President Abdel Fattah al-Sisi on Thursday praised Egyptian women for their role in the fight against violent extremism and their perseverance through tough economic reforms at the Aswan Forum for Sustainable Peace and Development in Africa, during a session on “Enhancing the Role of African Women in Achieving Peace, Security, and Development.”
“Every time a female official is appointed to any position, whether in the government or in a governorate, she is the most responsible, the most efficient, and the least corrupt,” Sisi said, later praising Egyptian women for their role in helping to “preserve Egypt’s identity” in 2013, when mass demonstrations led to former Egyptian president Mohamed Morsi’s removal from office.

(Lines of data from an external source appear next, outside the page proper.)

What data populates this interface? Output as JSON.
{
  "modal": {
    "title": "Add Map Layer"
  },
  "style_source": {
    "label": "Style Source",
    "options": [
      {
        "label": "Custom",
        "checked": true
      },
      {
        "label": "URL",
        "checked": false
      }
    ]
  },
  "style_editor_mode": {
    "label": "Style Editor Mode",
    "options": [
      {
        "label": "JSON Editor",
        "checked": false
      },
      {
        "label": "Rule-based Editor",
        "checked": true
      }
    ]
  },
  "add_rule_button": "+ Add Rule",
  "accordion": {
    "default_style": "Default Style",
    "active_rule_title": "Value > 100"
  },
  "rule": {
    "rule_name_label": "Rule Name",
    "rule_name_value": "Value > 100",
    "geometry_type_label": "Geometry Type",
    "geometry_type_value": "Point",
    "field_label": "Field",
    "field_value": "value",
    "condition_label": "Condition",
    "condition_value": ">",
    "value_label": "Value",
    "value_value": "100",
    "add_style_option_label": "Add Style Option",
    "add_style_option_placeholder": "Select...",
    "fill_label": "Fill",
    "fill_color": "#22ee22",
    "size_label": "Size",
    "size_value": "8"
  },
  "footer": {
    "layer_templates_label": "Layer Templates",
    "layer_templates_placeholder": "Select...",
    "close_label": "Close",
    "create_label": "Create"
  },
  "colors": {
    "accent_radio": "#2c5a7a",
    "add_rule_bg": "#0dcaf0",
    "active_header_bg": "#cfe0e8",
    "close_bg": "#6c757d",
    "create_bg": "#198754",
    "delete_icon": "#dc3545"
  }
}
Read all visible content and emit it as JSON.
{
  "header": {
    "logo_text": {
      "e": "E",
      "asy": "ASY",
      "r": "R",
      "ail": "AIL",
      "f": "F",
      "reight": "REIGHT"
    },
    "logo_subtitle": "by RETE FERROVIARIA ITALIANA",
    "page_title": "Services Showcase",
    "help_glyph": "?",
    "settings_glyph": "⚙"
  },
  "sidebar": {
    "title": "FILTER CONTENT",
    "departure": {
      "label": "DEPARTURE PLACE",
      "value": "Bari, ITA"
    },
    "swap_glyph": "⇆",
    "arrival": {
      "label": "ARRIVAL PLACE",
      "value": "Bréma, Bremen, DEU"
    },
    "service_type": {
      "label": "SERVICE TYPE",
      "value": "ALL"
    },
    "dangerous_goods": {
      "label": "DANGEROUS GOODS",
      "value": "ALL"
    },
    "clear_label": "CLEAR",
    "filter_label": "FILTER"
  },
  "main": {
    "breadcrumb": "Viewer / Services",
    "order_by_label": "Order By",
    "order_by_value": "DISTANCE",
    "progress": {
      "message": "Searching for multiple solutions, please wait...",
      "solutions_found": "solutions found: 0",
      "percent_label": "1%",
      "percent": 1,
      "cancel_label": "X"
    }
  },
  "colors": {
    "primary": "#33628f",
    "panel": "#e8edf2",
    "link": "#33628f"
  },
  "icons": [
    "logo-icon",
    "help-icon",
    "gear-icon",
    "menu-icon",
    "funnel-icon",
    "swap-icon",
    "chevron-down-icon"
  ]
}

Sisi went on to commend Egyptian women for their part in the state’s fight against violent extremism and terrorism during the last five years, pointing out that at ceremonies honoring the families of those martyred in the fight against terrorism, “not a single woman” complained of the cruelty of losing their loved ones, whether sons or husbands.
Sisi said that terrorist groups, whether the so-called Islamic State or organizations like Boko Haram, represent an offense to women’s rights and do not reflect the Islamic religion, adding that he would not approve any Personal Status Law that does not afford Egyptian women their rights.
Sisi also praised Egyptian women for their perseverance during the country’s painful economic reform program: “When the state took the steps of economic reform, we asked Egyptian women for help, and (they) did as we passed the most difficult reform program of its kind ever implemented in Egypt,” Sisi continued.
“She organized her life and silenced her children and her husband from expressing (their) pain, resentment, (and) rejection,” he added.
Egypt floated its currency in November 2016, and the Egyptian pound has been reduced in value by about half since then. The move was key in helping Egypt clinch a three-year US$12 billion International Monetary Fund lending program tied to ambitious — and painful — economic reforms such as tax hikes and subsidy cuts.